See #9910 for MeshReader fixes that conflict with these. The other PR has better validation of the data since it checks there are no reads outside of the bounds of the file.

[sharadboni]

Thanks @romainguy — I took a look at #9910 and agree the dataSize approach is the right foundation. I have updated this PR to adopt a bounds-validated loadMeshFromBuffer(data, dataSize, ...) overload (old overloads kept as backward-compatible wrappers so external callers continue to compile).

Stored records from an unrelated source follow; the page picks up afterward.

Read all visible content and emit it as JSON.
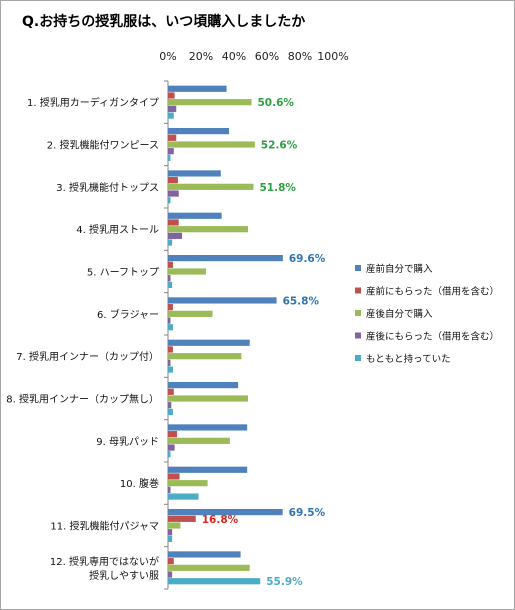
{
  "chart_data": {
    "type": "bar",
    "orientation": "horizontal",
    "title": "Q.お持ちの授乳服は、いつ頃購入しましたか",
    "xlim": [
      0,
      100
    ],
    "x_ticks": [
      "0%",
      "20%",
      "40%",
      "60%",
      "80%",
      "100%"
    ],
    "grid": false,
    "legend_position": "right",
    "categories": [
      [
        "1. 授乳用カーディガンタイプ"
      ],
      [
        "2. 授乳機能付ワンピース"
      ],
      [
        "3. 授乳機能付トップス"
      ],
      [
        "4. 授乳用ストール"
      ],
      [
        "5. ハーフトップ"
      ],
      [
        "6. ブラジャー"
      ],
      [
        "7. 授乳用インナー（カップ付）"
      ],
      [
        "8. 授乳用インナー（カップ無し）"
      ],
      [
        "9. 母乳パッド"
      ],
      [
        "10. 腹巻"
      ],
      [
        "11. 授乳機能付パジャマ"
      ],
      [
        "12. 授乳専用ではないが",
        "授乳しやすい服"
      ]
    ],
    "series": [
      {
        "name": "産前自分で購入",
        "color": "#4f81bd",
        "values": [
          35.5,
          37,
          32,
          32.5,
          69.6,
          65.8,
          49.5,
          42.5,
          48,
          48,
          69.5,
          44
        ]
      },
      {
        "name": "産前にもらった（借用を含む）",
        "color": "#c0504d",
        "values": [
          4,
          5,
          6,
          6.5,
          3,
          3,
          3,
          3.5,
          5.5,
          7,
          16.8,
          3.5
        ]
      },
      {
        "name": "産後自分で購入",
        "color": "#9bbb59",
        "values": [
          50.6,
          52.6,
          51.8,
          48.5,
          23,
          27,
          44.5,
          48.5,
          37.5,
          24,
          7.5,
          49.5
        ]
      },
      {
        "name": "産後にもらった（借用を含む）",
        "color": "#8064a2",
        "values": [
          5,
          3.5,
          6.5,
          8.5,
          1.5,
          1.5,
          1.5,
          2,
          4,
          1.5,
          2.5,
          2.5
        ]
      },
      {
        "name": "もともと持っていた",
        "color": "#4bacc6",
        "values": [
          3.5,
          1.5,
          1.5,
          2.5,
          2.5,
          3,
          3,
          3,
          1.5,
          18.5,
          2.5,
          55.9
        ]
      }
    ],
    "data_labels": [
      {
        "category_index": 0,
        "series_index": 2,
        "text": "50.6%",
        "color": "#2ea043"
      },
      {
        "category_index": 1,
        "series_index": 2,
        "text": "52.6%",
        "color": "#2ea043"
      },
      {
        "category_index": 2,
        "series_index": 2,
        "text": "51.8%",
        "color": "#2ea043"
      },
      {
        "category_index": 4,
        "series_index": 0,
        "text": "69.6%",
        "color": "#2e75b6"
      },
      {
        "category_index": 5,
        "series_index": 0,
        "text": "65.8%",
        "color": "#2e75b6"
      },
      {
        "category_index": 10,
        "series_index": 0,
        "text": "69.5%",
        "color": "#2e75b6"
      },
      {
        "category_index": 10,
        "series_index": 1,
        "text": "16.8%",
        "color": "#e0261d"
      },
      {
        "category_index": 11,
        "series_index": 4,
        "text": "55.9%",
        "color": "#4bacc6"
      }
    ]
  }
}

I also took the opportunity to address three latent issues that neither PR was fixing, which I think make this version strictly stronger than #9910:

1. (uint32_t) *p reads only one byte. Both the existing code and Validate filamesh buffer bounds in MeshReader #9910 keep lines like uint32_t materialCount = (uint32_t) *p; — that dereferences a single uint8_t and then advances by sizeof(uint32_t). On little-endian it silently truncates any value ≥ 256; on big-endian it always reads 0. The writer at tools/filamesh/src/MeshWriter.cpp:253-255 emits a full 4-byte uint32_t, so this is a latent correctness bug for materialCount > 255 and any filamesh file on a big-endian reader. Fixed via memcpy.

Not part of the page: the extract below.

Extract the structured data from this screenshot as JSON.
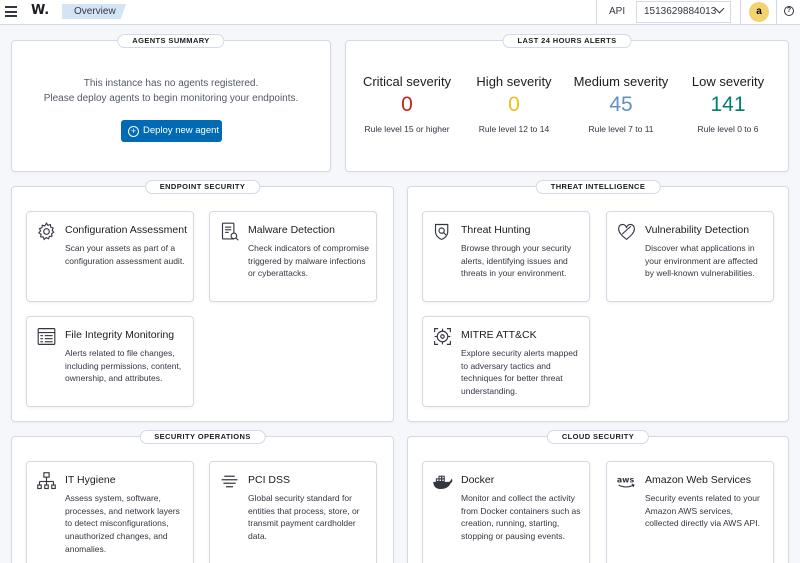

2. Header / Part / CompressionHeader casts are strict-aliasing + alignment UB on unaligned caller buffers (e.g. JS bindings, mmap + offset). Replaced with memcpy into a local.

3. nameLength + 1u can wrap to zero. In Validate filamesh buffer bounds in MeshReader #9910 the bounds check is if (size_t(end - p) < nameLength + 1u). Because nameLength is uint32_t, the + 1u is uint32_t arithmetic, so nameLength == UINT32_MAX wraps to 0 and the check is vacuous. Fixed here by promoting to size_t first.

Plus: a header.version check, malloc null-return checks, and the LinearImage fix (which #9910 does not touch).

If you would prefer I land the LinearImage part as a separate PR or drop something in scope, happy to split — just let me know.

[z3moon]

On 32bit platforms, size_t is 32-bit. So this will overflow to 0 if nameLength is UINT32_MAX.

[sharadboni]

Good catch. The size_t cast was a no-op on 32-bit targets, so UINT32_MAX + 1 still wraps there. Switched to if (nameLength >= dataSize - consumed) return {}; before doing the + 1, so the add only ever runs on a bounded value.

[z3moon]

You just validated nameSpan to ensure it fits in the buffer and then used this assignment that ignores the value. This will call strlen, which will incur a security hole if the string is not nul-terminated.

[sharadboni]

Right, the length check was pointless if the copy itself falls back to strlen. Changed to partsMaterial[i].assign((const char*)(base + consumed), nameLength) so it uses the validated length directly and never walks looking for a NUL.

[z3moon]

What happens for the created mesh.indexBuffer if we return here?

[sharadboni]

It leaks. Same issue applies to the malloc/decode failure paths below it and to the vertex-buffer block further down. Fix was to move both compressed-size overflow checks above the IndexBuffer::Builder / VertexBuffer::Builder calls (so those rejections return before anything is built), and to call engine->destroy(mesh.indexBuffer) / engine->destroy(mesh.vertexBuffer) on the malloc and decode failure paths. Every early return from loadMeshFromBuffer should be leak-free now.